Le patriotisme inspire également un article sur Anneessens et même, jusqu’à un certain point, une description de la grotte de Tilff, qui parurent tous deux dans la Revue belge. À peine nos ancêtres avaient-ils conquis l’indépendance, qu’ils s’étaient mis à chercher dans l’histoire les titres de noblesse de leur nationalité. D’autre part, on avait décidé d’élever des statues aux « Belges illustres » qui, par leur courage, leur vertu ou leur talent, honorèrent la patrie. Les Belges illustres étaient nombreux. Auquel d’entre eux écherrait d’abord cet honneur ? On faisait diverses propositions ; Weustenraad, poète démocrate, raconta[4] la mort héroïque du doyen des chaisiers de Bruxelles, un de ceux qui, d’après lui, en étaient les plus dignes.

En même temps qu’ils ouvraient leurs annales, les Belges commençaient l’exploration de leur pays, qu’ils connaissaient mal. Leur patriotisme trouva ici un adjuvant dans le romantisme, qui avait pénétré en Belgique au moment où triomphait la Révolution. Successivement, ils visitaient les bords de la Meuse, encore à demi vagabonde, remontaient le cours de ses sauvages affluents, s’aventuraient dans la mystérieuse Ardenne… Ce serait une tâche tentante, pour un chercheur doublé d’un poète, que de raconter la découverte de l’Ardenne par nos artistes et nos écrivains. En général, les Belges de 1835 aimaient les paysages moins pour leur beauté propre que pour les événements dont ils avaient été le théâtre. Leurs descriptions ne sortent guère du vague ou de la banalité. Les relations de promenades ou d’excursions que publia la Revue belge sont quelconques et servent surtout à encadrer des récits historiques ou légendaires. Ce n’est que peu à peu que nos écrivains s’essayeront à rendre avec sincérité les aspects du pays natal ; une vision personnelle se fera jour graduellement sous l’amas des réminiscences littéraires ou historiques. Peut-être les littérateurs devront-ils, ici, recevoir des peintres l’initiation décisive…

Weustenraad fit beaucoup de promenades aux environs de Liège ; avec son ami Grandgagnage il fut de ceux qui, en 1837, explorèrent, au péril de leur vie, la grotte de Tilff, récemment découverte. La Revue belge publia[5] un récit de cette expédition, écrit pour moitié par chacun des deux explorateurs, et dont la valeur littéraire est assez mince. Les dernières lignes, qui sont de Weustenraad, méritent cependant d’être signalées.
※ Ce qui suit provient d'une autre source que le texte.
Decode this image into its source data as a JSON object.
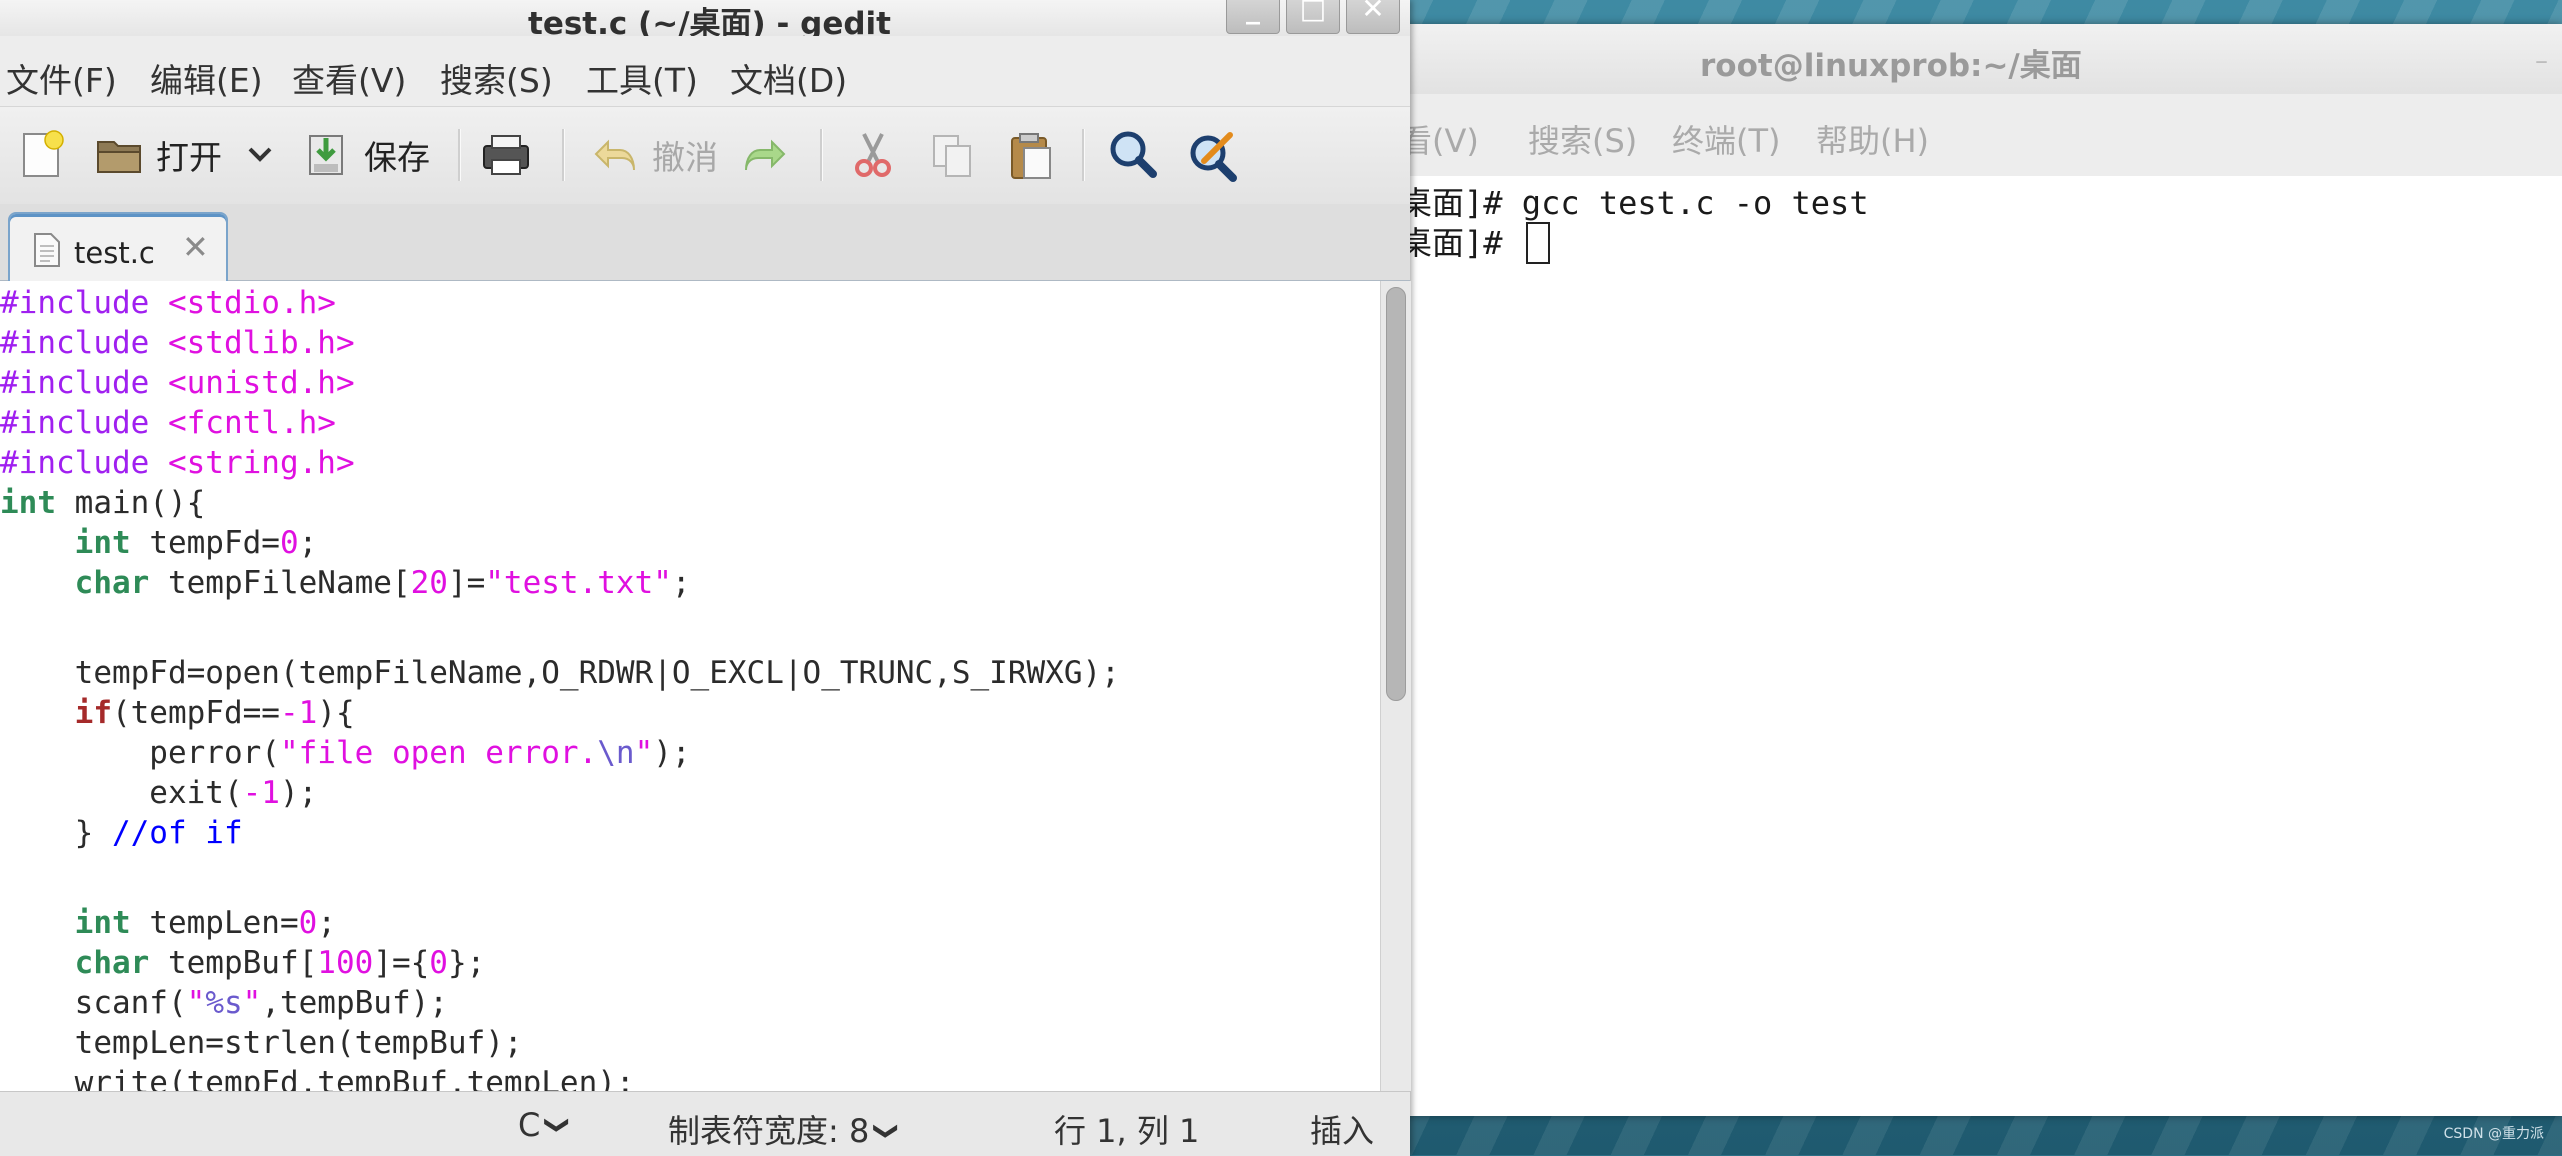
{
  "gedit": {
    "title": "test.c (~/桌面) - gedit",
    "window_buttons": {
      "minimize": "_",
      "maximize": "□",
      "close": "✕"
    },
    "menu": [
      "文件(F)",
      "编辑(E)",
      "查看(V)",
      "搜索(S)",
      "工具(T)",
      "文档(D)"
    ],
    "toolbar": {
      "open_label": "打开",
      "save_label": "保存",
      "undo_label": "撤消"
    },
    "tab": {
      "label": "test.c",
      "close": "✕"
    },
    "code": [
      "#include <stdio.h>",
      "#include <stdlib.h>",
      "#include <unistd.h>",
      "#include <fcntl.h>",
      "#include <string.h>",
      "int main(){",
      "    int tempFd=0;",
      "    char tempFileName[20]=\"test.txt\";",
      "",
      "    tempFd=open(tempFileName,O_RDWR|O_EXCL|O_TRUNC,S_IRWXG);",
      "    if(tempFd==-1){",
      "        perror(\"file open error.\\n\");",
      "        exit(-1);",
      "    } //of if",
      "",
      "    int tempLen=0;",
      "    char tempBuf[100]={0};",
      "    scanf(\"%s\",tempBuf);",
      "    tempLen=strlen(tempBuf);",
      "    write(tempFd,tempBuf,tempLen);"
    ],
    "status": {
      "language": "C",
      "tab_width": "制表符宽度: 8",
      "position": "行 1, 列 1",
      "mode": "插入"
    }
  },
  "terminal": {
    "title": "root@linuxprob:~/桌面",
    "minimize": "–",
    "menu": [
      "看(V)",
      "搜索(S)",
      "终端(T)",
      "帮助(H)"
    ],
    "lines": [
      "桌面]# gcc test.c -o test",
      "桌面]# "
    ]
  },
  "watermark": "CSDN @重力派",
  "icons": [
    "new-document-icon",
    "open-folder-icon",
    "chevron-down-icon",
    "save-icon",
    "print-icon",
    "undo-icon",
    "redo-icon",
    "cut-icon",
    "copy-icon",
    "paste-icon",
    "search-icon",
    "replace-icon",
    "document-icon",
    "close-icon"
  ]
}
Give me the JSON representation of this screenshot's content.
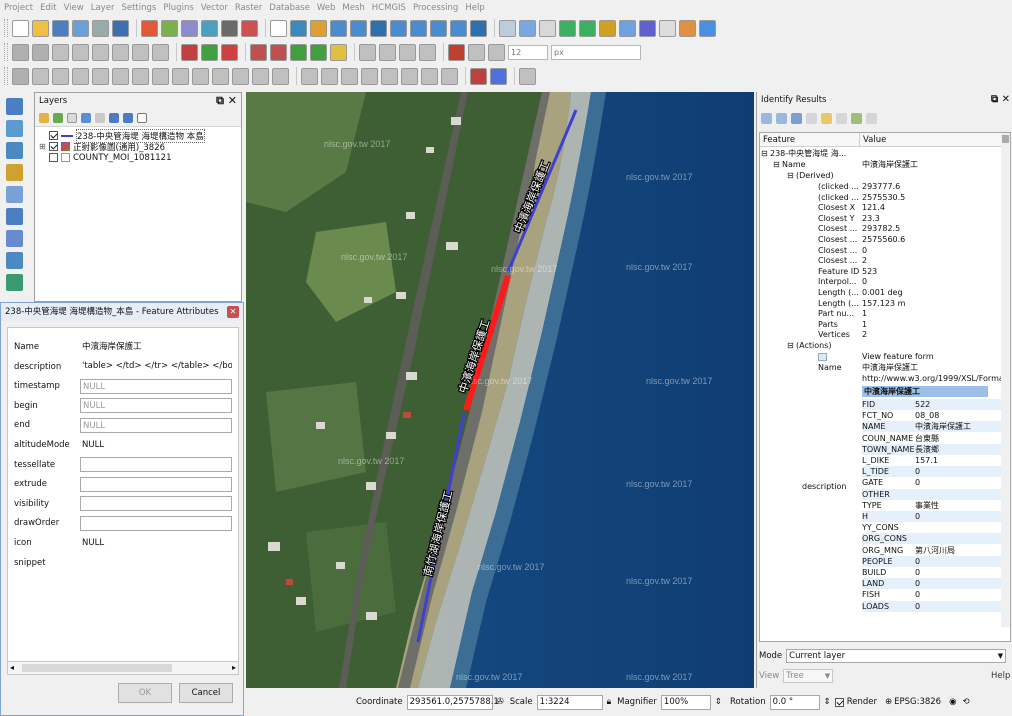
{
  "menubar": [
    "Project",
    "Edit",
    "View",
    "Layer",
    "Settings",
    "Plugins",
    "Vector",
    "Raster",
    "Database",
    "Web",
    "Mesh",
    "HCMGIS",
    "Processing",
    "Help"
  ],
  "toolbar": {
    "label_size": "12",
    "label_unit": "px"
  },
  "layers_panel": {
    "title": "Layers",
    "layers": [
      {
        "name": "238-中央管海堤 海堤構造物 本島",
        "checked": true,
        "expanded": false,
        "selected": true
      },
      {
        "name": "正射影像圖(通用)_3826",
        "checked": true,
        "expanded": true,
        "selected": false
      },
      {
        "name": "COUNTY_MOI_1081121",
        "checked": false,
        "expanded": false,
        "selected": false
      }
    ]
  },
  "feature_dialog": {
    "title": "238-中央管海堤 海堤構造物_本島 - Feature Attributes",
    "fields": [
      {
        "label": "Name",
        "value": "中濱海岸保護工",
        "style": "plain"
      },
      {
        "label": "description",
        "value": "'table> </td> </tr> </table> </bo(",
        "style": "plain"
      },
      {
        "label": "timestamp",
        "value": "NULL",
        "style": "box-null"
      },
      {
        "label": "begin",
        "value": "NULL",
        "style": "box-null"
      },
      {
        "label": "end",
        "value": "NULL",
        "style": "box-null"
      },
      {
        "label": "altitudeMode",
        "value": "NULL",
        "style": "plain"
      },
      {
        "label": "tessellate",
        "value": "",
        "style": "box"
      },
      {
        "label": "extrude",
        "value": "",
        "style": "box"
      },
      {
        "label": "visibility",
        "value": "",
        "style": "box"
      },
      {
        "label": "drawOrder",
        "value": "",
        "style": "box"
      },
      {
        "label": "icon",
        "value": "NULL",
        "style": "plain"
      },
      {
        "label": "snippet",
        "value": "",
        "style": "plain"
      }
    ],
    "ok_label": "OK",
    "cancel_label": "Cancel"
  },
  "map": {
    "watermark": "nlsc.gov.tw 2017",
    "labels": [
      "中濱海岸保護工",
      "中濱海岸保護工",
      "南竹湖海岸保護工"
    ]
  },
  "identify": {
    "title": "Identify Results",
    "col_feature": "Feature",
    "col_value": "Value",
    "root": "238-中央管海堤 海...",
    "name_key": "Name",
    "name_value": "中濱海岸保護工",
    "derived_label": "(Derived)",
    "derived": [
      {
        "k": "(clicked ...",
        "v": "293777.6"
      },
      {
        "k": "(clicked ...",
        "v": "2575530.5"
      },
      {
        "k": "Closest X",
        "v": "121.4"
      },
      {
        "k": "Closest Y",
        "v": "23.3"
      },
      {
        "k": "Closest ...",
        "v": "293782.5"
      },
      {
        "k": "Closest ...",
        "v": "2575560.6"
      },
      {
        "k": "Closest ...",
        "v": "0"
      },
      {
        "k": "Closest ...",
        "v": "2"
      },
      {
        "k": "Feature ID",
        "v": "523"
      },
      {
        "k": "Interpol...",
        "v": "0"
      },
      {
        "k": "Length (...",
        "v": "0.001 deg"
      },
      {
        "k": "Length (...",
        "v": "157.123 m"
      },
      {
        "k": "Part nu...",
        "v": "1"
      },
      {
        "k": "Parts",
        "v": "1"
      },
      {
        "k": "Vertices",
        "v": "2"
      }
    ],
    "actions_label": "(Actions)",
    "view_form": "View feature form",
    "name2_key": "Name",
    "name2_value": "中濱海岸保護工",
    "xsl_url": "http://www.w3.org/1999/XSL/Forma",
    "desc_header": "中濱海岸保護工",
    "desc_key": "description",
    "desc_rows": [
      {
        "k": "FID",
        "v": "522"
      },
      {
        "k": "FCT_NO",
        "v": "08_08"
      },
      {
        "k": "NAME",
        "v": "中濱海岸保護工"
      },
      {
        "k": "COUN_NAME",
        "v": "台東縣"
      },
      {
        "k": "TOWN_NAME",
        "v": "長濱鄉"
      },
      {
        "k": "L_DIKE",
        "v": "157.1"
      },
      {
        "k": "L_TIDE",
        "v": "0"
      },
      {
        "k": "GATE",
        "v": "0"
      },
      {
        "k": "OTHER",
        "v": ""
      },
      {
        "k": "TYPE",
        "v": "事業性"
      },
      {
        "k": "H",
        "v": "0"
      },
      {
        "k": "YY_CONS",
        "v": ""
      },
      {
        "k": "ORG_CONS",
        "v": ""
      },
      {
        "k": "ORG_MNG",
        "v": "第八河川局"
      },
      {
        "k": "PEOPLE",
        "v": "0"
      },
      {
        "k": "BUILD",
        "v": "0"
      },
      {
        "k": "LAND",
        "v": "0"
      },
      {
        "k": "FISH",
        "v": "0"
      },
      {
        "k": "LOADS",
        "v": "0"
      }
    ],
    "mode_label": "Mode",
    "mode_value": "Current layer",
    "view_label": "View",
    "view_value": "Tree",
    "help_label": "Help"
  },
  "status": {
    "coordinate_label": "Coordinate",
    "coordinate_value": "293561.0,2575788.1",
    "scale_label": "Scale",
    "scale_value": "1:3224",
    "magnifier_label": "Magnifier",
    "magnifier_value": "100%",
    "rotation_label": "Rotation",
    "rotation_value": "0.0 °",
    "render_label": "Render",
    "crs_label": "EPSG:3826"
  }
}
Malgré leur emphase et leur naïveté, elles témoignent d’un sentiment sincère : « Dieu et les hommes ont à l’envi répandu sur ces bords les prodiges de la création, les enchantements des souvenirs historiques et les splendeurs de l’art… Vienne donc un peintre qui sache faire revivre sur la toile toutes les merveilles du sol natal !… On calomnie notre pays, on médit de notre climat… Qu’il se lève donc un vengeur parmi nos jeunes peintres, et tous nous applaudirons à son œuvre de réhabilitation et de justice. »

D’autres articles sont plus spécialement l’œuvre du publiciste : ils concernent notre nationalité et nos mœurs, notre indépendance et les moyens de la sauvegarder. L’importance du sujet traité, et le ton habituel, qui est celui d’une vive polémique, font qu’ils l’emportent en intérêt sur les précédents.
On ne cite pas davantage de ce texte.